Westspiel: Kapitalabzug plus Coronahilfe?
Die Privatisierung der landeseigenen Westspiel-Spielbanken wird in Nordrhein-Westfalen ohnehin kontrovers diskutiert. Für weiteres Öl im Feuer sorgt nun ein investigativer Bericht von Der Spiegel, wonach Westspiel millionenschwere Kapitaleinlagen entzogen wurden. Anschließend soll Düsseldorf Coronahilfen für Westspiel beim Bund beantragt haben. Wollte das Finanzministerium abkassieren und gleichzeitig Zahlen beschönigen?
Ohnehin halten SPD und Grüne den Verkauf von Westspiel für unbegründet und hatten der schwarzgelben Koalition schon mehrfach Tricks bei der Privatisierung der Spielbanken vorgeworfen. Auf Basis übertrieben dargestellter Umsatzverluste würde der Verkauf mit Hochdruck vorangetrieben, dabei gebe es überhaupt keine Dringlichkeit für den Verkauf, so die Vorwürfe. Umso heikler dürfte sich der nun veröffentlichte Spiegel-Bericht auswirken.
Der Spiegel bezieht sich auf interne Dokumente von Westspiel, wonach die Landesregierung von NRW dem Unternehmen eine Kapitaleinlage in Höhe von 35 Millionen EUR abgezogen haben soll. Hieraus resultierte ein finanzieller Engpass, der den Verkauf wahrscheinlich negativ hätte beeinflussen können. Folglich sollen Coronahilfen beim Bund beantragt worden sein, um das Finanzloch auszugleichen und die Zahlen wieder zu beschönigen.
Die Vorwürfe wurden von Düsseldorf vehement bestritten. Es sei legal, Coronahilfen zu beantragen, da die vier Spielbanken in Bad Oeynhausen, Aachen, Dortmund (Hohensyburg) und Duisburg wegen der Coronakrise keine Gewinne erwirtschaften könnten. Alle rund 1.000 Mitarbeiter befänden sich zudem in Kurzarbeit. Der Kapitaleinzug sei schon seit längerem geplant gewesen und hätte nichts mit den Coronahilfen oder dem Verkauf von Westspiel zu tun.
Warum soll Westspiel privatisiert werden?

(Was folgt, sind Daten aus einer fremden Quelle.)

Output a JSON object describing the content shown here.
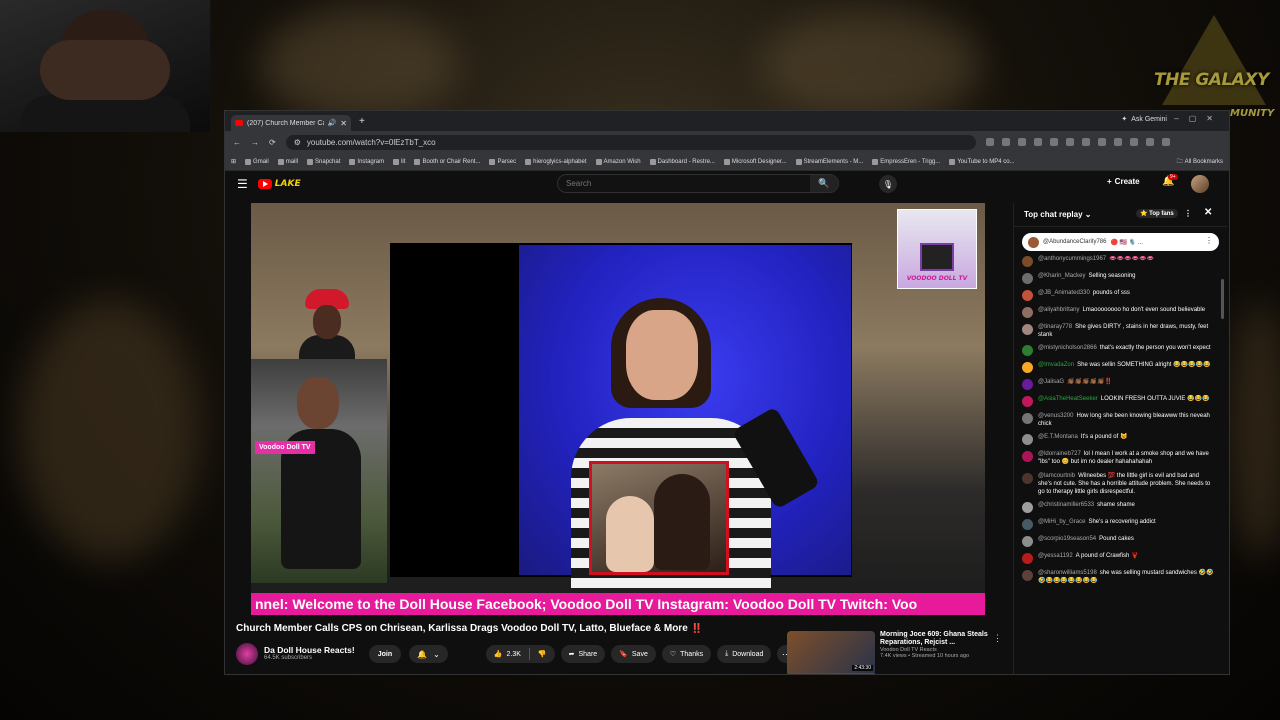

Angeblich aufgrund langfristiger Umsatzverluste. Finanzminister Lutz Lienenkämper nannte das Unternehmen dauerhaft defizitär und sprach von einem katastrophalen Management. Allerdings gründen diese drastischen Aussagen nur auf den Finanzergebnissen von 2016 bis 2018. Schon 2019 hatte Westspiel wieder Gewinne von 3,2 Millionen EUR eingefahren. Außerdem wurden 50 Millionen EUR an Steuern abgeführt. Vor diesem Hintergrund übten Opposition und Betriebsrat massive Kritik an dem geplanten Verkauf. Die Interessen der Angestellten fänden keine Berücksichtigung, hieß es. Obendrein ginge die Privatisierung zulasten des Spielerschutzes.
Wer wird der neue Eigentümer?
Dass sich innerhalb der Krise ein neuer Inhaber für Westspiel findet, ist unwahrscheinlich. Laut Aussagen des Finanzministeriums sollen nur noch drei Bieter im Rennen sein, von denen konkrete Angebote erwartet würden. Einen Mindestkaufpreis gibt es nicht, was von Opposition und Betriebsrat ebenfalls scharf kritisiert wird. Angeblich sollen Gauselmann (Merkur), Novomatic AG und Casinos Austria an der Übernahme interessiert sein. Dazu kämen etwaige Investoren.
Für die Übernahme gelten einige Bedingungen – unter anderem muss der neue Eigentümer mindestens drei Jahre im Spielbankengeschäft tätig gewesen sein und über 20 Millionen EUR Eigenkapital besitzen. Als zusätzliches Schmankerl wird dem neuen Eigentümer eine weitere Lizenz angeboten, diese gilt für zwei zusätzliche Spielbanken. Die Standorte wäre für den neuen Inhaber freiwählbar.